主人公が住人を殺害していく過去の記憶がフラッシュバックしたことで、早々に生者の物語ではないと確定する。さすがに真相はさらにひとひねりしていたが、想定していたパターンの延長線ではあった。
しかし生者ではないと確定したからこそ、住人が自室に帰ってから生まれる奇妙な不穏感や、かと思えば唐突に提示される衝撃的な姿など、ホラー的なショック描写が多かったことは良かった。
結末の客観的な視点で、主人公の狂気があくまで主観的なものなのか作中の現実なのか両義的に解釈できるところも悪くない。視聴者が好きな解釈を選べるだけの説得力が両方にある。
「友引村」は、友人が亡くなったと聞いて、大学生の男女が友人の故郷にいく。

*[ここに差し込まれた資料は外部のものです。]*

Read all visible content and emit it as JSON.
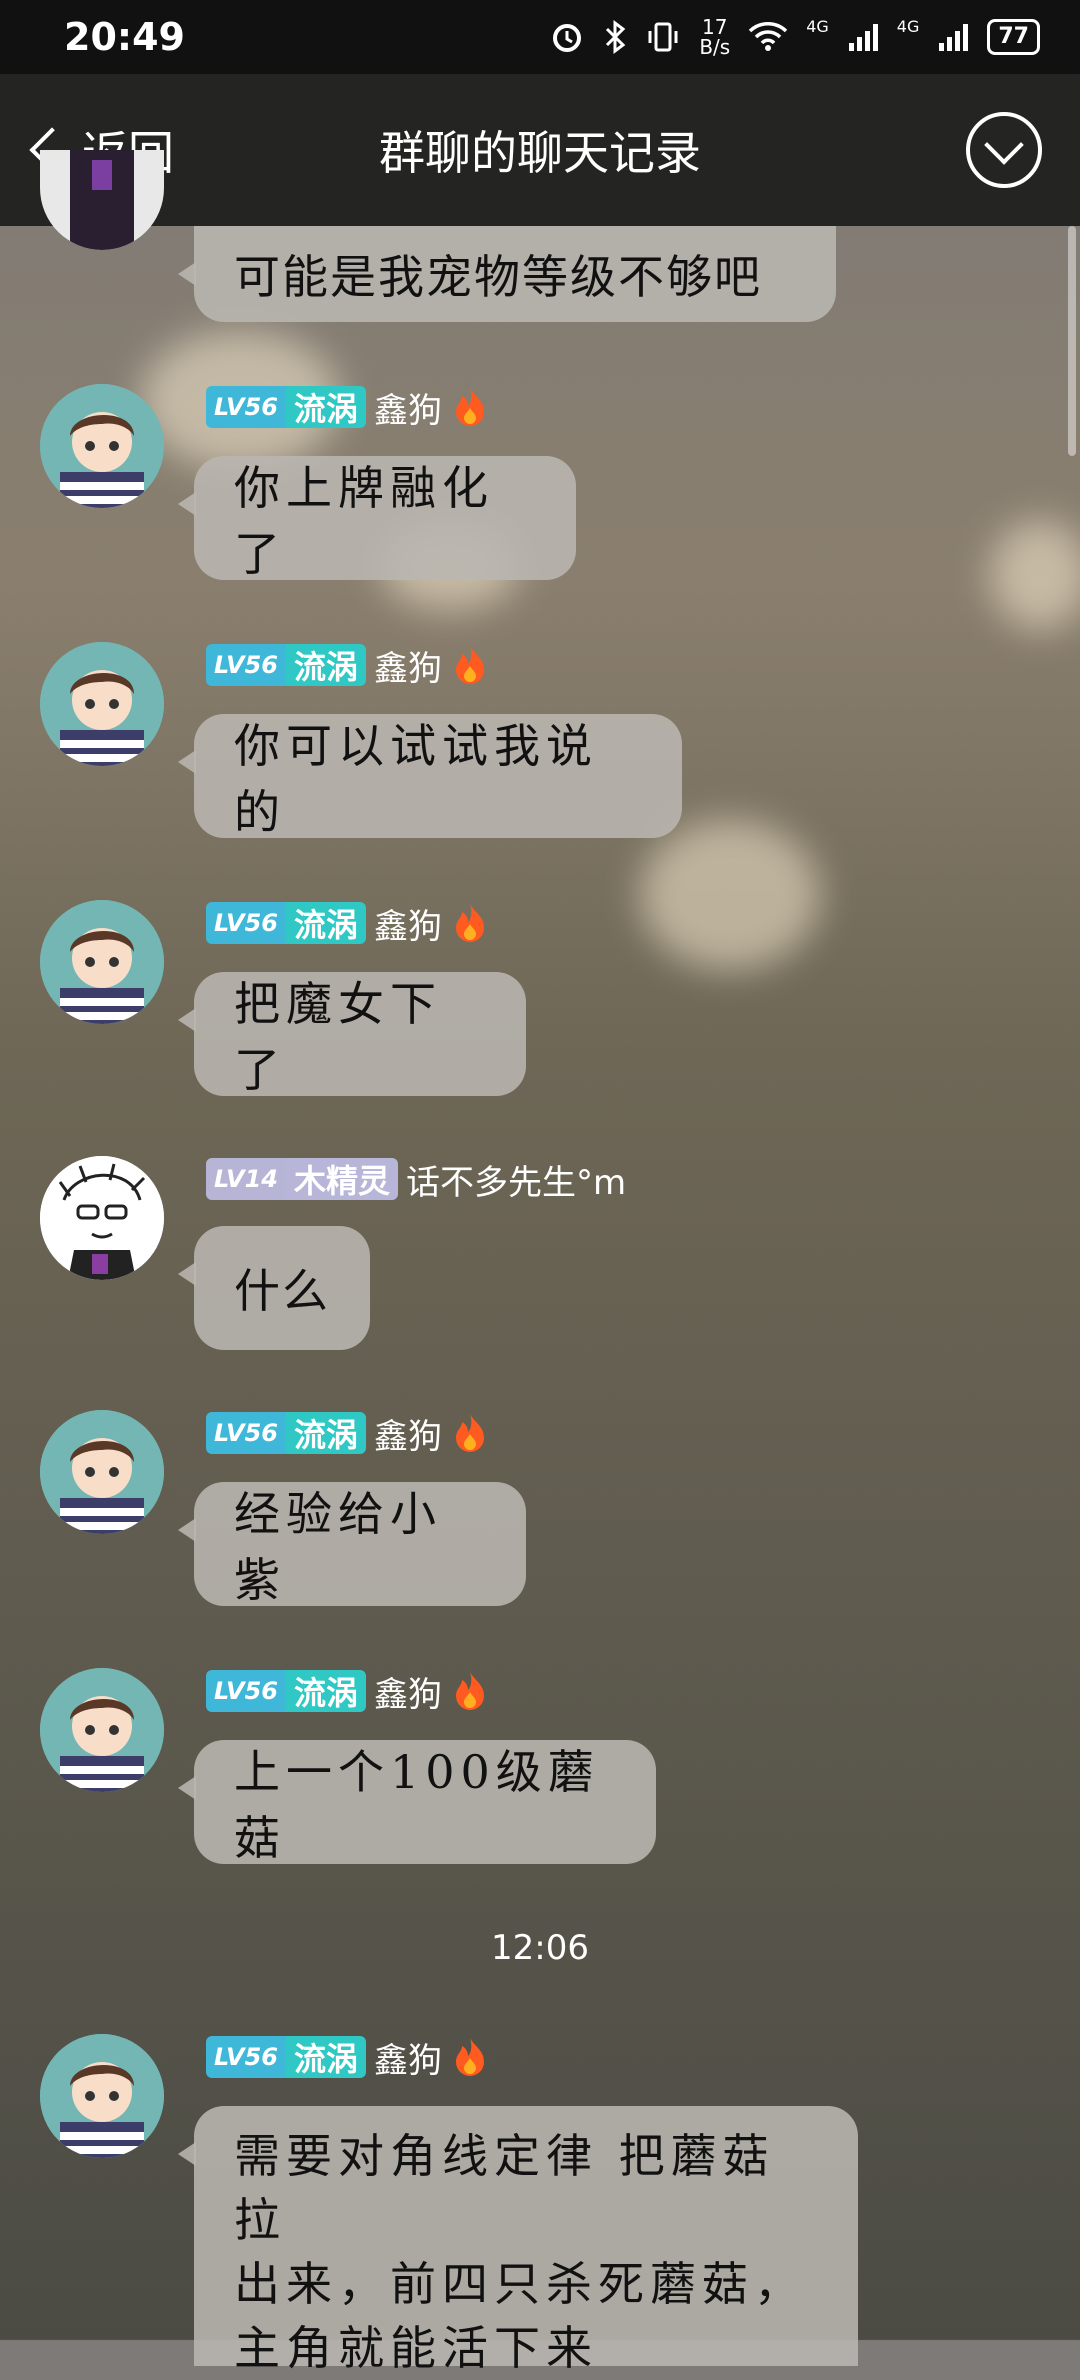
{
  "status_bar": {
    "time": "20:49",
    "net_speed_value": "17",
    "net_speed_unit": "B/s",
    "signal1": "4G",
    "signal2": "4G",
    "battery": "77"
  },
  "nav": {
    "back_label": "返回",
    "title": "群聊的聊天记录"
  },
  "messages": [
    {
      "text": "可能是我宠物等级不够吧"
    },
    {
      "level": "LV56",
      "title": "流涡",
      "nick": "鑫狗",
      "text": "你上牌融化了"
    },
    {
      "level": "LV56",
      "title": "流涡",
      "nick": "鑫狗",
      "text": "你可以试试我说的"
    },
    {
      "level": "LV56",
      "title": "流涡",
      "nick": "鑫狗",
      "text": "把魔女下了"
    },
    {
      "level": "LV14",
      "title": "木精灵",
      "nick": "话不多先生°m",
      "text": "什么"
    },
    {
      "level": "LV56",
      "title": "流涡",
      "nick": "鑫狗",
      "text": "经验给小紫"
    },
    {
      "level": "LV56",
      "title": "流涡",
      "nick": "鑫狗",
      "text": "上一个100级蘑菇"
    },
    {
      "level": "LV56",
      "title": "流涡",
      "nick": "鑫狗",
      "text_lines": [
        "需要对角线定律 把蘑菇拉",
        "出来，前四只杀死蘑菇，",
        "主角就能活下来"
      ]
    }
  ],
  "timestamp": "12:06",
  "icons": {
    "alarm": "alarm-icon",
    "bluetooth": "bluetooth-icon",
    "vibrate": "vibrate-icon",
    "wifi": "wifi-icon",
    "fire": "fire-icon",
    "menu": "chevron-down-circle-icon",
    "back": "chevron-left-icon"
  },
  "colors": {
    "level_cyan": "#30c8c4",
    "level_gray": "#b8b6d8",
    "bubble": "#b9b6b0",
    "nav_bg": "#1c1c1c"
  }
}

そこでは葬儀で人形を入れるような謎の風習がある田舎で……
ジャンル自体の構造に田舎差別がくみこまれている問題に目をつぶれば、いわゆる因習村の短編ホラーとしてオーソドックスによくできている。
TVドラマなりに山道いっぱいに立てた人形などで雰囲気を出しているし、見なれない葬儀に踊りのような滑稽さもあることが対比で不気味さを増す。
友人の身勝手な恋の告白がぎりぎり誠実な青年の暴走でありうるレベルで、人形の儀式が善意か悪意か判断しづらいことも不安感を生んでいた。
急転直下のオチはやや伏線が足りないし、それでいて前例があるので意外性も足りないが、お話としてまとまりはいい。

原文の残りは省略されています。